Scientists have long been aware of the detrimental effects of poor air quality on people’s health. In pregnant women, previous research has shown that air pollution, such as smog, can lead to a series of adverse outcomes, including preterm birth (PTB, defined as delivery before the 37th week of pregnancy), which is one of the leading causes of infant mortality in the United States.

Now, a study led by Stanford University has found that exposure to another type of potentially even more dangerous pollutant, wildfire smoke, increases a pregnant woman’s chances of going into labor prematurely, a phenomenon known as spontaneous preterm birth.

Since wildfire smoke contains microscopic particles that can enter deep into the lungs, it can worsen pre-existing health conditions such as asthma or heart disease. These extremely fine particles can also travel for hundreds or even thousands of miles from their point of origin, thus posing significant threats for a large number of people.

To assess wildfire smoke’s impact on pregnancy, the scientists reviewed birth certificates and hospital delivery data from 2007 to 2012 of over 2.5 million pregnant women in California.

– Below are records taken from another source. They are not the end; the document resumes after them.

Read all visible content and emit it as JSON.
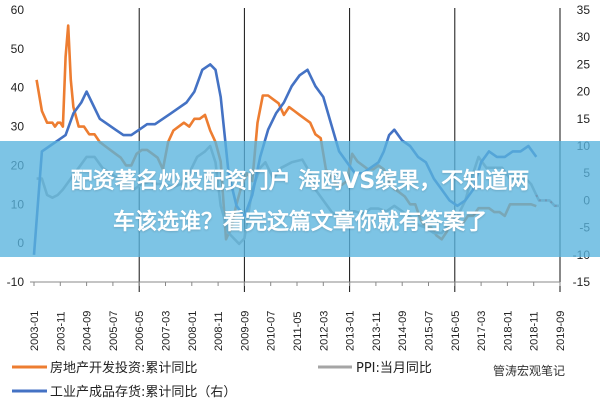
{
  "banner": {
    "line1": "配资著名炒股配资门户 海鸥VS缤果，不知道两",
    "line2": "车该选谁？看完这篇文章你就有答案了"
  },
  "watermark": "管涛宏观笔记",
  "chart_data": {
    "type": "line",
    "title": "",
    "left_axis": {
      "ylim": [
        -10,
        60
      ],
      "ticks": [
        -10,
        0,
        10,
        20,
        30,
        40,
        50,
        60
      ]
    },
    "right_axis": {
      "ylim": [
        -15,
        35
      ],
      "ticks": [
        -15,
        -10,
        -5,
        0,
        5,
        10,
        15,
        20,
        25,
        30,
        35
      ]
    },
    "x_ticks": [
      "2003-01",
      "2003-11",
      "2004-09",
      "2005-07",
      "2006-05",
      "2007-03",
      "2008-01",
      "2008-11",
      "2009-09",
      "2010-07",
      "2011-05",
      "2012-03",
      "2013-01",
      "2013-11",
      "2014-09",
      "2015-07",
      "2016-05",
      "2017-03",
      "2018-01",
      "2018-11",
      "2019-09"
    ],
    "vlines": [
      "2006-05",
      "2009-09",
      "2013-01",
      "2016-05",
      "2019-09"
    ],
    "grid": false,
    "legend_position": "bottom",
    "series": [
      {
        "name": "房地产开发投资:累计同比",
        "axis": "left",
        "color": "#ED7D31",
        "points": [
          [
            "2003-02",
            42
          ],
          [
            "2003-04",
            34
          ],
          [
            "2003-06",
            31
          ],
          [
            "2003-08",
            31
          ],
          [
            "2003-09",
            30
          ],
          [
            "2003-10",
            31
          ],
          [
            "2003-11",
            31
          ],
          [
            "2003-12",
            30
          ],
          [
            "2004-01",
            48
          ],
          [
            "2004-02",
            56
          ],
          [
            "2004-03",
            42
          ],
          [
            "2004-04",
            35
          ],
          [
            "2004-06",
            30
          ],
          [
            "2004-08",
            30
          ],
          [
            "2004-10",
            28
          ],
          [
            "2004-12",
            28
          ],
          [
            "2005-02",
            26
          ],
          [
            "2005-04",
            25
          ],
          [
            "2005-06",
            24
          ],
          [
            "2005-08",
            23
          ],
          [
            "2005-10",
            22
          ],
          [
            "2005-12",
            20
          ],
          [
            "2006-02",
            20
          ],
          [
            "2006-04",
            23
          ],
          [
            "2006-06",
            24
          ],
          [
            "2006-08",
            24
          ],
          [
            "2006-10",
            23
          ],
          [
            "2006-12",
            22
          ],
          [
            "2007-02",
            19
          ],
          [
            "2007-04",
            26
          ],
          [
            "2007-06",
            29
          ],
          [
            "2007-08",
            30
          ],
          [
            "2007-10",
            31
          ],
          [
            "2007-12",
            30
          ],
          [
            "2008-02",
            32
          ],
          [
            "2008-04",
            32
          ],
          [
            "2008-06",
            33
          ],
          [
            "2008-08",
            29
          ],
          [
            "2008-10",
            26
          ],
          [
            "2008-12",
            21
          ],
          [
            "2009-02",
            1
          ],
          [
            "2009-04",
            4
          ],
          [
            "2009-06",
            10
          ],
          [
            "2009-08",
            15
          ],
          [
            "2009-10",
            18
          ],
          [
            "2009-12",
            16
          ],
          [
            "2010-02",
            31
          ],
          [
            "2010-04",
            38
          ],
          [
            "2010-06",
            38
          ],
          [
            "2010-08",
            37
          ],
          [
            "2010-10",
            36
          ],
          [
            "2010-12",
            33
          ],
          [
            "2011-02",
            35
          ],
          [
            "2011-04",
            34
          ],
          [
            "2011-06",
            33
          ],
          [
            "2011-08",
            32
          ],
          [
            "2011-10",
            31
          ],
          [
            "2011-12",
            28
          ],
          [
            "2012-02",
            27
          ],
          [
            "2012-04",
            19
          ],
          [
            "2012-06",
            17
          ],
          [
            "2012-08",
            15
          ],
          [
            "2012-10",
            15
          ],
          [
            "2012-12",
            16
          ],
          [
            "2013-02",
            23
          ],
          [
            "2013-04",
            21
          ],
          [
            "2013-06",
            20
          ],
          [
            "2013-08",
            19
          ],
          [
            "2013-10",
            19
          ],
          [
            "2013-12",
            20
          ],
          [
            "2014-02",
            19
          ],
          [
            "2014-04",
            16
          ],
          [
            "2014-06",
            14
          ],
          [
            "2014-08",
            13
          ],
          [
            "2014-10",
            12
          ],
          [
            "2014-12",
            10
          ],
          [
            "2015-02",
            10
          ],
          [
            "2015-04",
            6
          ],
          [
            "2015-06",
            4
          ],
          [
            "2015-08",
            4
          ],
          [
            "2015-10",
            2
          ],
          [
            "2015-12",
            1
          ],
          [
            "2016-02",
            3
          ],
          [
            "2016-04",
            7
          ],
          [
            "2016-06",
            6
          ],
          [
            "2016-08",
            5
          ],
          [
            "2016-10",
            7
          ],
          [
            "2016-12",
            7
          ],
          [
            "2017-02",
            9
          ],
          [
            "2017-04",
            9
          ],
          [
            "2017-06",
            9
          ],
          [
            "2017-08",
            8
          ],
          [
            "2017-10",
            8
          ],
          [
            "2017-12",
            7
          ],
          [
            "2018-02",
            10
          ],
          [
            "2018-04",
            10
          ],
          [
            "2018-06",
            10
          ],
          [
            "2018-08",
            10
          ],
          [
            "2018-10",
            10
          ],
          [
            "2018-12",
            9.5
          ]
        ]
      },
      {
        "name": "PPI:当月同比",
        "axis": "right",
        "color": "#A5A5A5",
        "points": [
          [
            "2003-02",
            4
          ],
          [
            "2003-04",
            4
          ],
          [
            "2003-06",
            1
          ],
          [
            "2003-08",
            0.5
          ],
          [
            "2003-10",
            1
          ],
          [
            "2003-12",
            2
          ],
          [
            "2004-03",
            4
          ],
          [
            "2004-06",
            6
          ],
          [
            "2004-09",
            8
          ],
          [
            "2004-12",
            8
          ],
          [
            "2005-03",
            6
          ],
          [
            "2005-06",
            5
          ],
          [
            "2005-09",
            4
          ],
          [
            "2005-12",
            3
          ],
          [
            "2006-03",
            2
          ],
          [
            "2006-06",
            3
          ],
          [
            "2006-09",
            3.5
          ],
          [
            "2006-12",
            3
          ],
          [
            "2007-03",
            3
          ],
          [
            "2007-06",
            2.5
          ],
          [
            "2007-09",
            3
          ],
          [
            "2007-12",
            5
          ],
          [
            "2008-03",
            8
          ],
          [
            "2008-06",
            9
          ],
          [
            "2008-08",
            10
          ],
          [
            "2008-10",
            7
          ],
          [
            "2008-12",
            -1
          ],
          [
            "2009-03",
            -6
          ],
          [
            "2009-07",
            -8
          ],
          [
            "2009-09",
            -7
          ],
          [
            "2009-12",
            2
          ],
          [
            "2010-03",
            6
          ],
          [
            "2010-05",
            7
          ],
          [
            "2010-08",
            4
          ],
          [
            "2010-11",
            6
          ],
          [
            "2011-03",
            7
          ],
          [
            "2011-07",
            7.5
          ],
          [
            "2011-10",
            5
          ],
          [
            "2011-12",
            2
          ],
          [
            "2012-03",
            0
          ],
          [
            "2012-06",
            -2
          ],
          [
            "2012-09",
            -3.5
          ],
          [
            "2012-12",
            -2
          ],
          [
            "2013-03",
            -2
          ],
          [
            "2013-06",
            -2.5
          ],
          [
            "2013-09",
            -1.5
          ],
          [
            "2013-12",
            -1.5
          ],
          [
            "2014-03",
            -2
          ],
          [
            "2014-06",
            -1
          ],
          [
            "2014-09",
            -2
          ],
          [
            "2014-12",
            -3
          ],
          [
            "2015-03",
            -4.5
          ],
          [
            "2015-06",
            -5
          ],
          [
            "2015-09",
            -6
          ],
          [
            "2015-12",
            -6
          ],
          [
            "2016-03",
            -4
          ],
          [
            "2016-06",
            -3
          ],
          [
            "2016-09",
            0
          ],
          [
            "2016-12",
            5
          ],
          [
            "2017-02",
            8
          ],
          [
            "2017-05",
            6
          ],
          [
            "2017-08",
            6
          ],
          [
            "2017-11",
            6
          ],
          [
            "2018-02",
            4
          ],
          [
            "2018-05",
            4
          ],
          [
            "2018-08",
            4
          ],
          [
            "2018-10",
            3
          ],
          [
            "2018-12",
            1
          ],
          [
            "2019-01",
            0
          ],
          [
            "2019-03",
            0
          ],
          [
            "2019-05",
            0
          ],
          [
            "2019-07",
            -1
          ],
          [
            "2019-09",
            -1
          ]
        ]
      },
      {
        "name": "工业产成品存货:累计同比（右）",
        "axis": "right",
        "color": "#4472C4",
        "points": [
          [
            "2003-01",
            -10
          ],
          [
            "2003-04",
            9
          ],
          [
            "2003-07",
            10
          ],
          [
            "2003-10",
            11
          ],
          [
            "2004-01",
            12
          ],
          [
            "2004-04",
            16
          ],
          [
            "2004-07",
            18
          ],
          [
            "2004-09",
            20
          ],
          [
            "2004-11",
            18
          ],
          [
            "2005-02",
            15
          ],
          [
            "2005-05",
            14
          ],
          [
            "2005-08",
            13
          ],
          [
            "2005-11",
            12
          ],
          [
            "2006-02",
            12
          ],
          [
            "2006-05",
            13
          ],
          [
            "2006-08",
            14
          ],
          [
            "2006-11",
            14
          ],
          [
            "2007-02",
            15
          ],
          [
            "2007-05",
            16
          ],
          [
            "2007-08",
            17
          ],
          [
            "2007-11",
            18
          ],
          [
            "2008-02",
            20
          ],
          [
            "2008-05",
            24
          ],
          [
            "2008-08",
            25
          ],
          [
            "2008-10",
            24
          ],
          [
            "2008-12",
            19
          ],
          [
            "2009-03",
            5
          ],
          [
            "2009-06",
            -1
          ],
          [
            "2009-09",
            -3
          ],
          [
            "2009-12",
            1
          ],
          [
            "2010-03",
            8
          ],
          [
            "2010-06",
            13
          ],
          [
            "2010-09",
            16
          ],
          [
            "2010-12",
            18
          ],
          [
            "2011-03",
            21
          ],
          [
            "2011-06",
            23
          ],
          [
            "2011-09",
            24
          ],
          [
            "2011-12",
            21
          ],
          [
            "2012-03",
            19
          ],
          [
            "2012-06",
            14
          ],
          [
            "2012-09",
            9
          ],
          [
            "2012-12",
            7
          ],
          [
            "2013-03",
            5
          ],
          [
            "2013-06",
            5
          ],
          [
            "2013-09",
            6
          ],
          [
            "2013-12",
            7
          ],
          [
            "2014-02",
            9
          ],
          [
            "2014-04",
            12
          ],
          [
            "2014-06",
            13
          ],
          [
            "2014-09",
            11
          ],
          [
            "2014-12",
            10
          ],
          [
            "2015-03",
            8
          ],
          [
            "2015-06",
            7
          ],
          [
            "2015-09",
            4
          ],
          [
            "2015-12",
            2
          ],
          [
            "2016-03",
            0
          ],
          [
            "2016-06",
            -1
          ],
          [
            "2016-09",
            0
          ],
          [
            "2016-12",
            2
          ],
          [
            "2017-03",
            7
          ],
          [
            "2017-06",
            9
          ],
          [
            "2017-09",
            8
          ],
          [
            "2017-12",
            8
          ],
          [
            "2018-03",
            9
          ],
          [
            "2018-06",
            9
          ],
          [
            "2018-09",
            10
          ],
          [
            "2018-12",
            8
          ]
        ]
      }
    ]
  }
}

Then, they compared this data with daily estimates of wildfire smoke intensity by zip code.

The analysis revealed that four weeks prior to conception through the first 20 weeks of pregnancy, 86 percent of pregnant women were exposed to at least one day of wildfire smoke, with an average exposure period of 7.5 days. According to the data, wildfire smoke was significantly linked to spontaneous preterm birth, with each additional day of exposure slightly increasing the odds of delivering an infant prematurely.

“Wildfires lead to acute and abrupt changes in air quality. And some emerging evidence suggests that wildfire smoke could be worse for your health than other types of pollutants,” said study lead author Anne Waldrop, an expert in Maternal-Fetal Medicine at Stanford. 

“So, even as we work to decrease other forms of air pollution, with wildfires becoming more frequent, more intense, and happening on a much larger scale, exposure to wildfire smoke is a serious public health problem, especially for vulnerable populations like pregnant people,” she concluded. 

The study is published in the American Journal of Obstetrics & Gynecology.